16.10.2017

Privatkassen müssen auch ledigen Frauen Kosten für künstliche Befruchtung erstatten

Anders als der Gesetzgeber, der bei der Gestaltung der Leistungspflichten der gesetzlichen Krankenversicherung andere - etwa gesellschaftspolitische - Erwägungen anstellen kann, verfolgt der private Krankenversicherer ausschließlich wirtschaftliche Interessen. Vor diesem Hintergrund ist die Unterscheidung zwischen verheirateten und unverheirateten Versicherten mit Kinderwunsch aber willkürlich und die Vertragsbestimmung damit unwirksam.

OLG Karlsruhe 13.10.2017, 12 U 107/17
Der Sachverhalt:
Die Klägerin ist bei der Beklagten privat krankenversichert. Sie kann zwar auf natürlichem Wege schwanger werden, leidet jedoch an einer chromosomalen Veränderung aufgrund derer die Wahrscheinlichkeit für eine intakte Schwangerschaft bzw. für ein gesundes Kind bei unter 50 % liegt.

Die Beklagte übernimmt laut ihren Versicherungsbedingungen Maßnahmen zur künstlichen Befruchtung aufgrund von organisch bedingter Sterilität für insgesamt drei Behandlungsversuche bei hinreichender Erfolgsaussicht. Allerdings besteht der Anspruch nur, wenn die versicherte Person verheiratet ist und ausschließlich Ei- und Samenzellen der Ehegatten verwendet werden.

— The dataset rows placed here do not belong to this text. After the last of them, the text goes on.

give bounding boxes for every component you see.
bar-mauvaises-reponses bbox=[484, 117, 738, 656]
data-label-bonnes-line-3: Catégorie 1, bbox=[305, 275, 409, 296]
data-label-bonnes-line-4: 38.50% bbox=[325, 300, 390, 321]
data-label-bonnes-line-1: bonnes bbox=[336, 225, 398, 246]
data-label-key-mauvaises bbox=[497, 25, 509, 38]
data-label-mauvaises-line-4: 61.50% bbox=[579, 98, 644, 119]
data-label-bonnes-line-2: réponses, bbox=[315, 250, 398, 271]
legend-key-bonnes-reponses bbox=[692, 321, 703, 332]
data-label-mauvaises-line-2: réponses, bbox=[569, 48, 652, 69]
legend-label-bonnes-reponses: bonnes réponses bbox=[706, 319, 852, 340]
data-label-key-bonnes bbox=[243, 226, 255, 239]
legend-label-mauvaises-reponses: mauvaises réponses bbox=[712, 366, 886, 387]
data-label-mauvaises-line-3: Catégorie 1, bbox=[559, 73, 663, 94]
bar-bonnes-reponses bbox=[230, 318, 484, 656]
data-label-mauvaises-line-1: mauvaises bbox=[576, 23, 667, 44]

Die Klägerin hatte vor ihrer Heirat einen Versuch zur künstlichen Befruchtung mit In-vitro-Fertilisation einschließlich von Behandlungsmaßnahmen zum Ausschluss genetischer Schädigungen durchführen lassen. Dieser voreheliche Behandlungsversuch verursachte Kosten i.H.v. 11.771 € und war erfolglos. Die Versicherung hielt die Beschränkung auf Verheiratete unter Hinweis auf eine ähnliche Bestimmung für gesetzlich Versicherte für wirksam und verweigerte die Kostenerstattung. Außerdem machte sie geltend, dass die Klägerin grundsätzlich auf natürlichem Wege schwanger werden könne und damit nicht organisch steril sei.

Die Klägerin verlangte daraufhin die Erstattung der Kosten der vorehelichen Behandlung auf gerichtlichem Wege und wollte zudem festgestellt wissen, dass die private Krankenversicherung eine Pflicht zur Erstattung weiterer Behandlungsversuche trifft. Das LG wies die Klage ab. Auf die Berufung der Klägerin hat das OLG das Urteil aufgehoben und der Klage stattgegeben. Allerdings wurde die Revision zum BGH zugelassen.

Die Gründe:
Die Klägerin hat einen Anspruch auf Erstattung der Kosten der vorehelichen Behandlung. Die Beschränkung der Kostenerstattung auf verheiratete Versicherte in allgemeinen Versicherungsbedingungen ist unwirksam.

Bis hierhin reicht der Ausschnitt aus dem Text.